Pet Custody and Divorce
Don’t Let Your Divorce Go to the Dogs
These days, when someone says that their divorce is turning into a dogfight, they may actually be referring to a real dog. While the variety of pets that become the subject of a custody battle ranges from rabbits to ocelots, the vast majority involve dogs, thus solidifying their status as man’s best friend. In one noteworthy case, the friendship was so close that a divorcing California couple spent more than $100,000 fighting over custody of Gigi, a pointer-greyhound mix rescued from the animal shelter.
During the last five years, pet custody issues increasingly have become an issue in divorces. Though partly attributable to the fact that pets now outnumber children in the United States and to escalating divorce rates, the rise in pet-related family law cases also reflects the changing status of pets.

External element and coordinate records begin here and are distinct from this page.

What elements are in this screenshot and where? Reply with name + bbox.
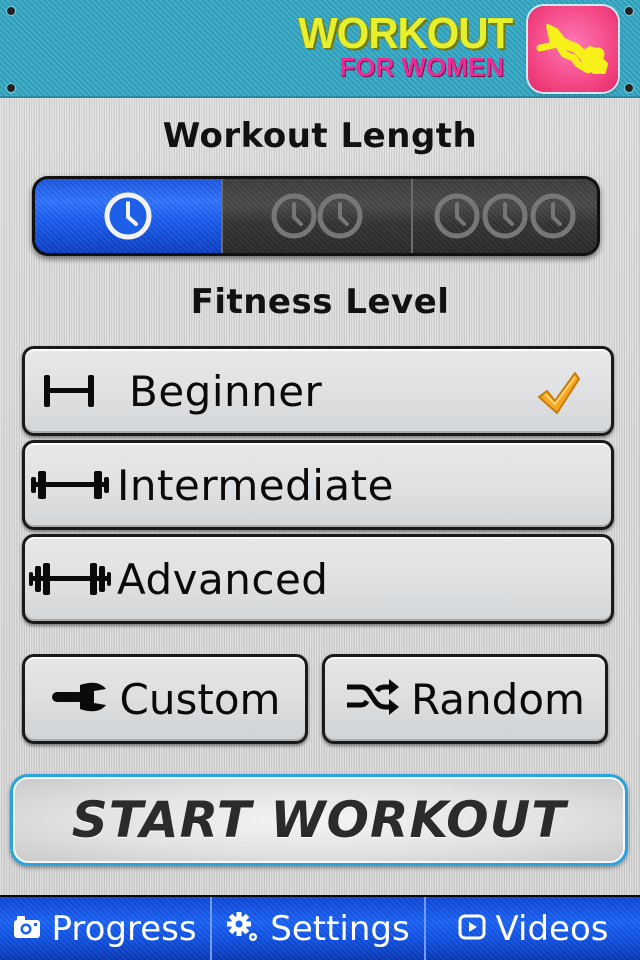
- length-option-long[interactable]: [411, 179, 597, 253]
- wrench-icon: [50, 679, 110, 719]
- app-header: WORKOUT FOR WOMEN: [0, 0, 640, 98]
- rivet-icon: [7, 84, 15, 92]
- clock-icon: [271, 193, 363, 239]
- dumbbell-medium-icon: [25, 465, 115, 505]
- tab-videos[interactable]: Videos: [424, 897, 640, 960]
- tab-settings[interactable]: Settings: [210, 897, 424, 960]
- rivet-icon: [7, 7, 15, 15]
- start-workout-label: START WORKOUT: [71, 791, 567, 849]
- app-logo: WORKOUT FOR WOMEN: [287, 9, 513, 81]
- start-workout-button[interactable]: START WORKOUT: [10, 774, 628, 866]
- custom-workout-button[interactable]: Custom: [22, 654, 308, 744]
- rivet-icon: [625, 84, 633, 92]
- play-icon: [458, 914, 486, 944]
- checkmark-icon: [535, 369, 583, 421]
- workout-length-title: Workout Length: [162, 116, 478, 156]
- random-label: Random: [411, 674, 585, 724]
- camera-icon: [13, 915, 41, 943]
- length-option-medium[interactable]: [221, 179, 411, 253]
- level-advanced-button[interactable]: Advanced: [22, 534, 614, 624]
- level-intermediate-button[interactable]: Intermediate: [22, 440, 614, 530]
- clock-icon: [104, 192, 152, 240]
- gear-icon: [226, 911, 260, 947]
- logo-main-text: WORKOUT: [298, 9, 513, 58]
- fitness-level-title: Fitness Level: [190, 282, 450, 322]
- tab-bar: Progress Settings Videos: [0, 895, 640, 960]
- tab-label: Progress: [51, 908, 197, 949]
- dumbbell-heavy-icon: [25, 559, 115, 599]
- level-label: Intermediate: [117, 460, 394, 510]
- level-label: Advanced: [117, 554, 329, 604]
- tab-progress[interactable]: Progress: [0, 897, 210, 960]
- rivet-icon: [625, 7, 633, 15]
- clock-icon: [434, 193, 576, 239]
- workout-length-selector: [32, 176, 600, 256]
- dumbbell-light-icon: [25, 371, 115, 411]
- random-workout-button[interactable]: Random: [322, 654, 608, 744]
- tab-label: Videos: [495, 908, 609, 949]
- length-option-short[interactable]: [35, 179, 221, 253]
- custom-label: Custom: [119, 674, 281, 724]
- shuffle-icon: [345, 675, 401, 723]
- level-beginner-button[interactable]: Beginner: [22, 346, 614, 436]
- tab-label: Settings: [270, 908, 410, 949]
- level-label: Beginner: [129, 366, 323, 416]
- woman-doing-crunches-icon: [528, 6, 618, 92]
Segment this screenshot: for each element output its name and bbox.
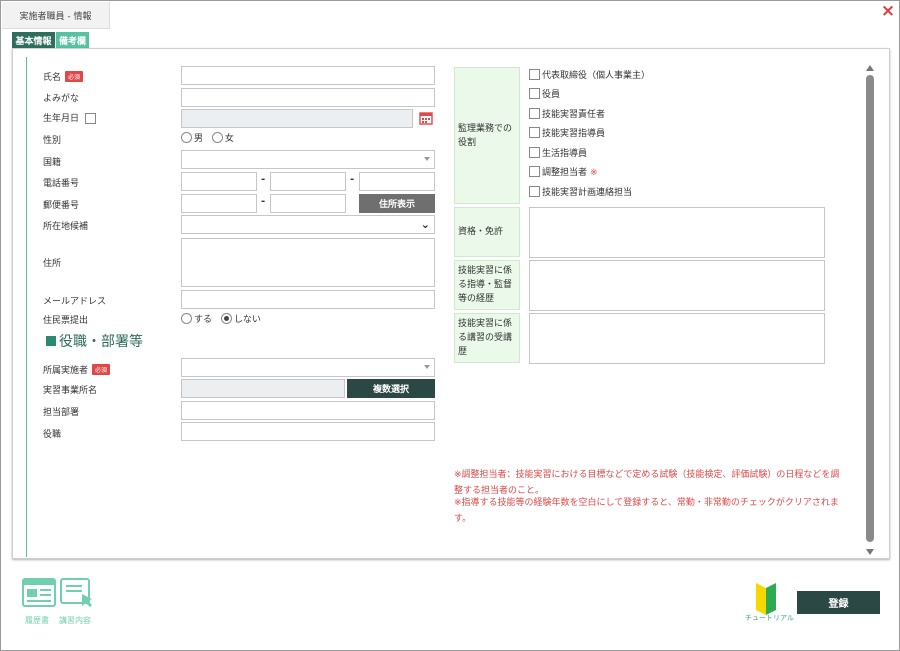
position-label: 役職 bbox=[43, 430, 62, 440]
postal-separator: - bbox=[261, 196, 266, 207]
postal-label: 郵便番号 bbox=[43, 201, 80, 211]
name-label: 氏名 必須 bbox=[43, 70, 84, 83]
square-icon bbox=[46, 336, 56, 346]
phone-part2-input[interactable] bbox=[270, 172, 346, 191]
role-option[interactable]: 役員 bbox=[529, 87, 560, 100]
phone-part3-input[interactable] bbox=[359, 172, 435, 191]
resident-radio-group: する しない bbox=[181, 312, 267, 325]
gender-radio-group: 男 女 bbox=[181, 131, 240, 144]
dept-label: 担当部署 bbox=[43, 408, 80, 418]
phone-separator: - bbox=[350, 174, 355, 185]
position-input[interactable] bbox=[181, 422, 435, 441]
gender-label: 性別 bbox=[43, 136, 62, 146]
form-panel: 氏名 必須 よみがな 生年月日 性別 男 女 国籍 電話番号 - - 郵便番号 -… bbox=[12, 48, 890, 559]
accent-line bbox=[26, 57, 27, 557]
name-input[interactable] bbox=[181, 66, 435, 85]
required-badge: 必須 bbox=[92, 364, 111, 375]
dropdown-caret-icon bbox=[424, 365, 430, 369]
role-label-box: 監理業務での役割 bbox=[454, 67, 520, 204]
scroll-up-icon[interactable] bbox=[866, 65, 874, 71]
role-option[interactable]: 技能実習責任者 bbox=[529, 107, 605, 120]
nationality-label: 国籍 bbox=[43, 158, 62, 168]
nationality-select[interactable] bbox=[181, 150, 435, 169]
guidance-label-box: 技能実習に係る指導・監督等の経歴 bbox=[454, 260, 520, 310]
dropdown-caret-icon bbox=[424, 157, 430, 161]
address-textarea[interactable] bbox=[181, 238, 435, 287]
location-label: 所在地候補 bbox=[43, 222, 89, 232]
note-text: ※指導する技能等の経験年数を空白にして登録すると、常勤・非常勤のチェックがクリア… bbox=[454, 498, 839, 524]
guidance-textarea[interactable] bbox=[529, 260, 825, 311]
role-option[interactable]: 生活指導員 bbox=[529, 146, 587, 159]
birth-date-input[interactable] bbox=[181, 109, 413, 128]
window-title: 実施者職員 - 情報 bbox=[2, 2, 110, 29]
email-label: メールアドレス bbox=[43, 297, 107, 307]
gender-female-option[interactable]: 女 bbox=[211, 132, 234, 144]
address-label: 住所 bbox=[43, 259, 62, 269]
note-mark: ※ bbox=[590, 168, 598, 178]
resume-icon[interactable] bbox=[22, 578, 56, 608]
required-badge: 必須 bbox=[65, 71, 84, 82]
training-textarea[interactable] bbox=[529, 313, 825, 364]
tab-basic-info[interactable]: 基本情報 bbox=[12, 32, 55, 48]
scroll-thumb[interactable] bbox=[866, 75, 874, 542]
dialog-window: 実施者職員 - 情報 × 基本情報 備考欄 氏名 必須 よみがな 生年月日 性別 … bbox=[0, 0, 900, 651]
phone-label: 電話番号 bbox=[43, 179, 80, 189]
dept-input[interactable] bbox=[181, 401, 435, 420]
checkbox-icon[interactable] bbox=[529, 108, 540, 119]
training-content-label: 講習内容 bbox=[59, 616, 91, 625]
checkbox-icon[interactable] bbox=[529, 127, 540, 138]
scroll-down-icon[interactable] bbox=[866, 549, 874, 555]
org-label: 所属実施者 必須 bbox=[43, 363, 111, 376]
phone-separator: - bbox=[261, 174, 266, 185]
postal-part1-input[interactable] bbox=[181, 194, 257, 213]
birth-label: 生年月日 bbox=[43, 111, 98, 124]
role-option[interactable]: 技能実習計画連絡担当 bbox=[529, 185, 632, 198]
org-select[interactable] bbox=[181, 358, 435, 377]
email-input[interactable] bbox=[181, 290, 435, 309]
checkbox-icon[interactable] bbox=[529, 186, 540, 197]
chevron-down-icon: ⌄ bbox=[420, 218, 430, 231]
office-label: 実習事業所名 bbox=[43, 386, 98, 396]
role-option[interactable]: 技能実習指導員 bbox=[529, 126, 605, 139]
section-heading: 役職・部署等 bbox=[46, 331, 143, 351]
qualification-label-box: 資格・免許 bbox=[454, 207, 520, 257]
gender-male-option[interactable]: 男 bbox=[181, 132, 203, 144]
kana-label: よみがな bbox=[43, 94, 80, 104]
resume-label: 履歴書 bbox=[25, 616, 49, 625]
qualification-textarea[interactable] bbox=[529, 207, 825, 258]
scrollbar[interactable] bbox=[865, 65, 875, 555]
phone-part1-input[interactable] bbox=[181, 172, 257, 191]
checkbox-icon[interactable] bbox=[529, 88, 540, 99]
radio-icon bbox=[211, 132, 223, 143]
radio-icon bbox=[181, 132, 192, 143]
tab-remarks[interactable]: 備考欄 bbox=[56, 32, 89, 48]
postal-part2-input[interactable] bbox=[270, 194, 346, 213]
resident-no-option[interactable]: しない bbox=[220, 313, 261, 325]
multi-select-button[interactable]: 複数選択 bbox=[347, 379, 435, 398]
birth-checkbox[interactable] bbox=[84, 113, 96, 124]
checkbox-icon[interactable] bbox=[529, 69, 540, 80]
role-option[interactable]: 代表取締役（個人事業主） bbox=[529, 68, 650, 81]
resident-yes-option[interactable]: する bbox=[181, 313, 212, 325]
resident-label: 住民票提出 bbox=[43, 316, 89, 326]
checkbox-icon[interactable] bbox=[529, 166, 540, 177]
radio-selected-icon bbox=[220, 313, 232, 324]
office-input[interactable] bbox=[181, 379, 345, 398]
tutorial-label[interactable]: チュートリアル bbox=[745, 613, 794, 623]
radio-icon bbox=[181, 313, 192, 324]
checkbox-icon[interactable] bbox=[529, 147, 540, 158]
register-button[interactable]: 登録 bbox=[797, 591, 880, 614]
close-icon[interactable]: × bbox=[880, 3, 896, 20]
role-option[interactable]: 調整担当者 ※ bbox=[529, 165, 598, 178]
address-lookup-button[interactable]: 住所表示 bbox=[359, 194, 435, 213]
training-label-box: 技能実習に係る講習の受講歴 bbox=[454, 313, 520, 363]
calendar-icon[interactable] bbox=[419, 111, 433, 125]
location-select[interactable]: ⌄ bbox=[181, 215, 435, 234]
kana-input[interactable] bbox=[181, 88, 435, 107]
training-content-icon[interactable] bbox=[60, 578, 94, 608]
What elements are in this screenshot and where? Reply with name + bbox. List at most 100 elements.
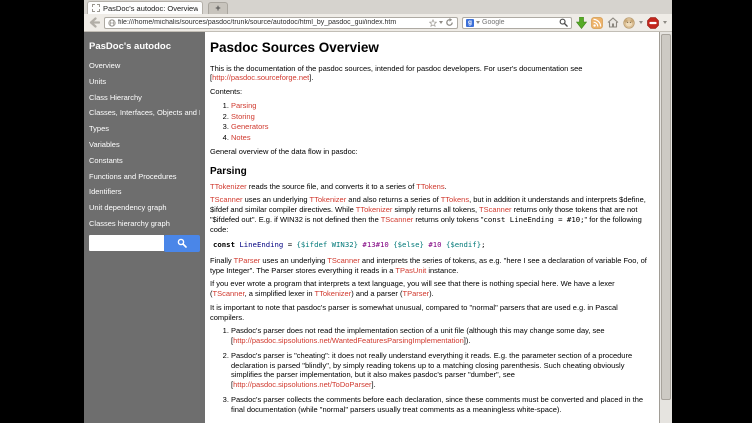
doc-link[interactable]: TParser — [234, 256, 261, 265]
url-bar[interactable] — [104, 17, 458, 29]
ordered-list: Pasdoc's parser does not read the implem… — [210, 326, 651, 414]
sidebar-item[interactable]: Class Hierarchy — [89, 93, 200, 102]
back-button[interactable] — [89, 17, 100, 28]
ordered-list: Parsing StoringGenerators Notes — [210, 101, 651, 143]
sidebar-item[interactable]: Variables — [89, 140, 200, 149]
sidebar-item[interactable]: Classes, Interfaces, Objects and Records — [89, 108, 200, 117]
doc-text: #13#10 — [362, 240, 388, 249]
list-item: Parsing — [231, 101, 651, 111]
browser-window: PasDoc's autodoc: Overview + g — [84, 0, 672, 423]
content-area: PasDoc's autodoc Overview Units Class Hier… — [84, 32, 672, 423]
doc-link[interactable]: Notes — [231, 133, 251, 142]
sidebar-item[interactable]: Constants — [89, 156, 200, 165]
adblock-dropdown-icon[interactable] — [663, 21, 667, 24]
doc-link[interactable]: TScanner — [381, 215, 414, 224]
list-item: Generators — [231, 122, 651, 132]
doc-link[interactable]: TTokens — [441, 195, 469, 204]
doc-text: General overview of the data flow in pas… — [210, 147, 358, 156]
download-arrow-icon — [576, 17, 587, 29]
scrollbar-thumb[interactable] — [661, 34, 671, 400]
sidebar: PasDoc's autodoc Overview Units Class Hier… — [84, 32, 205, 423]
doc-text: Pasdoc's parser collects the comments be… — [231, 395, 643, 414]
sidebar-search-button[interactable] — [164, 235, 200, 252]
tab-bar: PasDoc's autodoc: Overview + — [84, 0, 672, 14]
reload-icon[interactable] — [445, 18, 454, 27]
doc-text: ; — [481, 240, 485, 249]
list-item: Pasdoc's parser collects the comments be… — [231, 395, 651, 415]
download-button[interactable] — [576, 17, 587, 29]
google-engine-icon[interactable]: g — [466, 19, 474, 27]
doc-link[interactable]: Storing — [231, 112, 255, 121]
doc-link[interactable]: http://pasdoc.sipsolutions.net/ToDoParse… — [233, 380, 371, 389]
doc-body: This is the documentation of the pasdoc … — [210, 64, 651, 423]
doc-text: Contents: — [210, 87, 242, 96]
toolbar-addon-icons — [576, 17, 667, 29]
navigation-toolbar: g — [84, 14, 672, 32]
location-dropdown-icon[interactable] — [439, 21, 443, 24]
doc-link[interactable]: TScanner — [479, 205, 512, 214]
doc-text: {$ifdef WIN32} — [297, 240, 359, 249]
doc-text: reads the source file, and converts it t… — [247, 182, 417, 191]
doc-link[interactable]: Generators — [231, 122, 269, 131]
doc-link[interactable]: TTokenizer — [210, 182, 247, 191]
list-item: Pasdoc's parser does not read the implem… — [231, 326, 651, 346]
doc-text: #10 — [428, 240, 441, 249]
code-block: const LineEnding = {$ifdef WIN32} #13#10… — [213, 240, 651, 249]
search-bar[interactable]: g — [462, 17, 572, 29]
search-engine-dropdown-icon[interactable] — [476, 21, 480, 24]
greasemonkey-dropdown-icon[interactable] — [639, 21, 643, 24]
sidebar-title: PasDoc's autodoc — [89, 41, 200, 52]
rss-feed-button[interactable] — [591, 17, 603, 29]
page-title: Pasdoc Sources Overview — [210, 39, 651, 57]
tab-pasdoc-autodoc[interactable]: PasDoc's autodoc: Overview — [87, 1, 203, 14]
doc-text: = — [283, 240, 296, 249]
doc-link[interactable]: TParser — [402, 289, 429, 298]
search-magnifier-icon — [177, 238, 187, 248]
paragraph: Finally TParser uses an underlying TScan… — [210, 256, 651, 276]
doc-text: ) and a parser ( — [351, 289, 402, 298]
paragraph: It is important to note that pasdoc's pa… — [210, 303, 651, 323]
greasemonkey-button[interactable] — [623, 17, 635, 29]
doc-text: and also returns a series of — [346, 195, 441, 204]
paragraph: Contents: — [210, 87, 651, 97]
doc-link[interactable]: TPasUnit — [395, 266, 426, 275]
doc-link[interactable]: Parsing — [231, 101, 256, 110]
sidebar-item[interactable]: Functions and Procedures — [89, 172, 200, 181]
sidebar-item[interactable]: Units — [89, 77, 200, 86]
web-search-input[interactable] — [482, 19, 557, 26]
paragraph: TScanner uses an underlying TTokenizer a… — [210, 195, 651, 234]
doc-text: returns only tokens " — [413, 215, 483, 224]
new-tab-button[interactable]: + — [208, 2, 228, 14]
sidebar-item[interactable]: Types — [89, 124, 200, 133]
doc-text: instance. — [426, 266, 458, 275]
doc-link[interactable]: http://pasdoc.sipsolutions.net/WantedFea… — [233, 336, 464, 345]
sidebar-item[interactable]: Overview — [89, 61, 200, 70]
sidebar-search-input[interactable] — [89, 235, 164, 251]
doc-link[interactable]: TScanner — [213, 289, 245, 298]
vertical-scrollbar[interactable] — [659, 32, 672, 423]
bookmark-star-icon[interactable] — [429, 19, 437, 27]
greasemonkey-icon — [623, 17, 635, 29]
doc-text: const — [213, 240, 235, 249]
paragraph: This is the documentation of the pasdoc … — [210, 64, 651, 84]
url-input[interactable] — [118, 19, 427, 26]
adblock-plus-button[interactable] — [647, 17, 659, 29]
doc-link[interactable]: TTokens — [416, 182, 444, 191]
doc-link[interactable]: TTokenizer — [310, 195, 347, 204]
sidebar-search — [89, 235, 200, 252]
sidebar-item[interactable]: Unit dependency graph — [89, 203, 200, 212]
document-pane: Pasdoc Sources Overview This is the docu… — [205, 32, 659, 423]
doc-link[interactable]: http://pasdoc.sourceforge.net — [212, 73, 309, 82]
home-button[interactable] — [607, 17, 619, 28]
tab-title: PasDoc's autodoc: Overview — [103, 4, 198, 13]
paragraph: General overview of the data flow in pas… — [210, 147, 651, 157]
search-magnifier-icon[interactable] — [559, 18, 568, 27]
sidebar-nav: Overview Units Class Hierarchy Classes, Int… — [89, 61, 200, 228]
sidebar-item[interactable]: Identifiers — [89, 187, 200, 196]
doc-link[interactable]: TTokenizer — [356, 205, 393, 214]
doc-link[interactable]: TTokenizer — [315, 289, 352, 298]
sidebar-item[interactable]: Classes hierarchy graph — [89, 219, 200, 228]
doc-link[interactable]: TScanner — [327, 256, 360, 265]
doc-link[interactable]: TScanner — [210, 195, 243, 204]
doc-text: uses an underlying — [260, 256, 327, 265]
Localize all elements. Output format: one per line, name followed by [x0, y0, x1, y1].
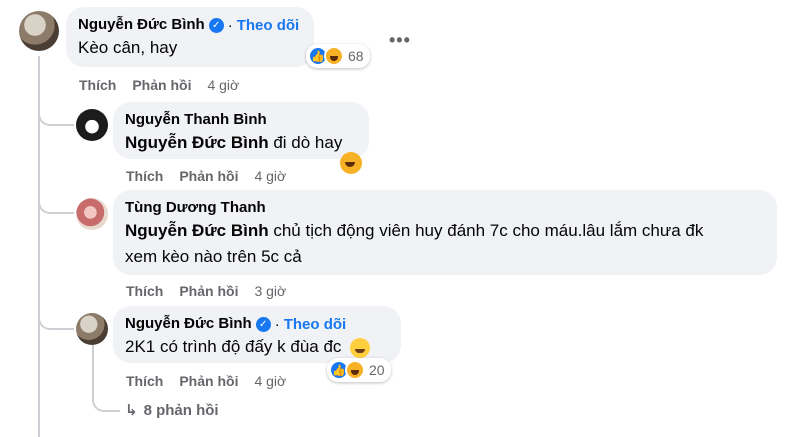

Not so long ago, divorcing parties would fight only about animals having significant monetary value (such as horses) while just assuming that household pets would naturally live wherever the children lived. Since that time, pets literally have come in out from the cold, no longer forced to live chained to a dog house in the back yard. Pets now are accepted into the family home and often function as quasi children, afforded deluxe treatment such as organic antioxidant dog food and play dates at doggie daycare.
When social customs and views change so quickly, the applicable laws often cannot keep pace. Such is the situation with pet custody: while divorcing parties now treat Fido as a beloved family member, Colorado law still treats pets like the coffee table or cappuccino machine – all are items of personal property that will be awarded to one party or will be sold and the proceeds divided.
But by reaching agreement about pet custody issues without the need for a court order, divorcing parties have a cost-effective way to craft a customized pet custody plan. The agreement, a stand alone contract, should not be incorporated into a Decree of Dissolution for complex legal reasons. While an agreement for pet custody must be customized for each particular situation, an agreement regarding pet custody should address four main areas: making decisions for the pet, spending time with the pet, paying the pet’s expenses, and other miscellaneous items.
Similar to allocation of decision making authority for children, the parties may choose to make decisions for the pet either jointly or solely. The types of decisions that the parties should consider include discipline/training, breeding and end-of-life decisions. Discipline and training issues involve questions such as whether both parties will agree to consistently discipline (e.g. whether the dog will be allowed on the couch), what type of training and who will provide it. Breeding issues involve deciding whether the pet will be bred, who will choose the mate and what criteria will be used, how the parties will divide stud fees, and who will determine whether the pet will be spade or neutered. End-of-life decisions can be significant, such as who will determine whether, when and how the pet will be euthanized and, if the pet is to be buried, where the plot will be located and who will be responsible for the cost.
Major visitation issues include when the pet will spend time with each party, where and when the exchanges will take place, and who will provide transportation. Other items to discuss are whether both parties will feed the same type and amount of food and how a joint custody situation may affect the pet (some breeds of dogs, for example, are friendly to both owners but tend to become especially loyal to just one party or the dog may become confused by having multiple home territories).
Given that the average dog may live for more than 10 years and costs several thousand dollars a year, how the parties will share ongoing costs can have significant impact. Major issues include determining how costs such as vet fees and food will be allocated between the parties. An important item to discuss is how to handle assumption of costs in emergencies, both because of the very high potential costs involved and the overall high emotions.
Transfer of ownership – if the party who took responsibility of the pet can no longer care for it, the other party may wish to have a “first right of refusal.” This might require, for example, that the other party will be given the opportunity to care for the pet before it would be left at the shelter.
Emergencies – by deciding in advance how to handle emergencies, the parties often can reduce conflict and confusion in crisis situations.
A less common but more tragic situation occurs when neither party wishes to keep the pet, often because the pet, purchased jointly during optimistic times, now symbolizes the dashed hopes of a broken relationship. The best solution, rather than attempting to foist the unsuspecting pet upon the other, is for the parties to work together in finding a suitable home.